Si d'aventure il devait y avoir, comme il le dit lui-même, des élections qui seraient déclenchées, je veux dire au député de Dubuc ? et je pense que je parle au nom des membres du parti ministériel, sans aucun doute; je veux dire au député de Dubuc ? que non seulement j'ai beaucoup de respect pour lui ? nous avons quand même croisé le fer à plusieurs reprises, au cours des dernières années, il était critique en matière de sécurité publique ? j'ai eu l'avantage de le connaître aussi à l'occasion d'autres mandats, je veux lui dire que non seulement j'ai un profond respect pour lui, je pense qu'il a toujours traité ses dossiers, même si nous sommes dans un système adversaire, il a toujours traité ses dossiers avec pondération, avec intelligence, avec pertinence et jamais d'attaque personnelle, jamais d'attaque en bas de la ceinture, pour employer une expression que tout le monde comprend. Et je veux lui dire qu'au fil des années ça m'a permis de développer à son égard une amitié que je qualifierais de loyale et profonde. Je lui souhaite la meilleure des chances dans sa prochaine vie, qui est une vie qu'on peut commencer à envier à mon âge un peu, qui s'appelle la retraite, selon les confidences qu'il m'a faites.
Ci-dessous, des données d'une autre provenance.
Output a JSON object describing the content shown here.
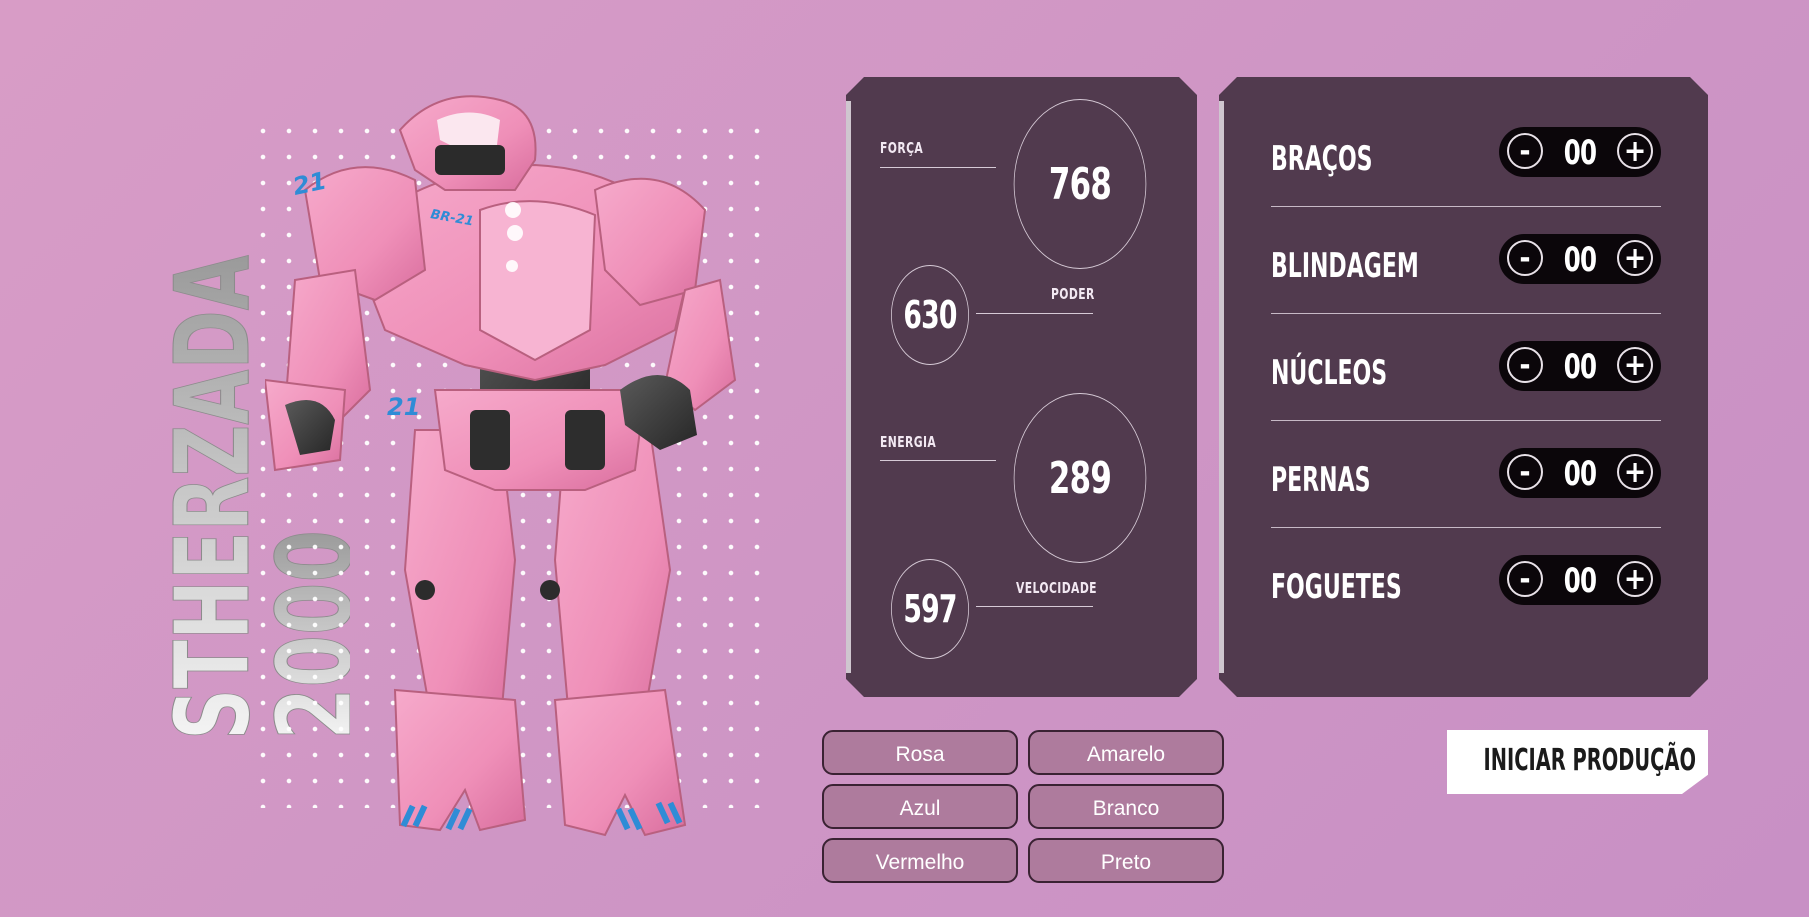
{
  "robot": {
    "name_line1": "STHERZADA",
    "name_line2": "2000",
    "badge_chest": "BR-21",
    "badge_shoulder": "21",
    "badge_leg": "21"
  },
  "stats": [
    {
      "label": "FORÇA",
      "value": "768"
    },
    {
      "label": "PODER",
      "value": "630"
    },
    {
      "label": "ENERGIA",
      "value": "289"
    },
    {
      "label": "VELOCIDADE",
      "value": "597"
    }
  ],
  "parts": [
    {
      "label": "BRAÇOS",
      "value": "00"
    },
    {
      "label": "BLINDAGEM",
      "value": "00"
    },
    {
      "label": "NÚCLEOS",
      "value": "00"
    },
    {
      "label": "PERNAS",
      "value": "00"
    },
    {
      "label": "FOGUETES",
      "value": "00"
    }
  ],
  "counter": {
    "minus": "-",
    "plus": "+"
  },
  "colors": [
    "Rosa",
    "Amarelo",
    "Azul",
    "Branco",
    "Vermelho",
    "Preto"
  ],
  "start_button": "INICIAR PRODUÇÃO",
  "theme": {
    "background": "#d89cc6",
    "panel": "#513a4e",
    "button": "#ae7b9d",
    "accent": "#2f8cd6"
  }
}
Alors, M. le député de Dubuc, je vous souhaite, si ça devait arriver, une bonne retraite, une retraite sereine, et je pense que vos électeurs peuvent se dire que vous les avez bien défendus, bien protégés pendant toutes les années où vous étiez ici. Merci beaucoup.

La Présidente (Mme Thériault): Merci, M. le ministre. Donc, M. le député de Dubuc, à mon tour de vous souhaiter la meilleure des choses pour la suite, ayant eu le plaisir de travailler avec vous pendant plusieurs années, au sein même de cette commission-ci. Et, même si les hommes sortent de la politique, vous savez que c'est beaucoup plus difficile de sortir la politique des personnages. Donc, je suis convaincue que vous allez quand même jeter un oeil assidu sur la poursuite de nos travaux comme la plupart des parlementaires qui voguent vers une autre carrière.

Donc, encore une fois, j'ai eu beaucoup de plaisir à travailler avec vous, et les remarques du ministre sont certainement partagées par tous les parlementaires qui ont le plaisir de travailler avec vous au cours des dernières années.

Donc, sur ce, j'ajourne les travaux sine die.

Une voix: Merci.

(Fin de la séance à 9 h 44)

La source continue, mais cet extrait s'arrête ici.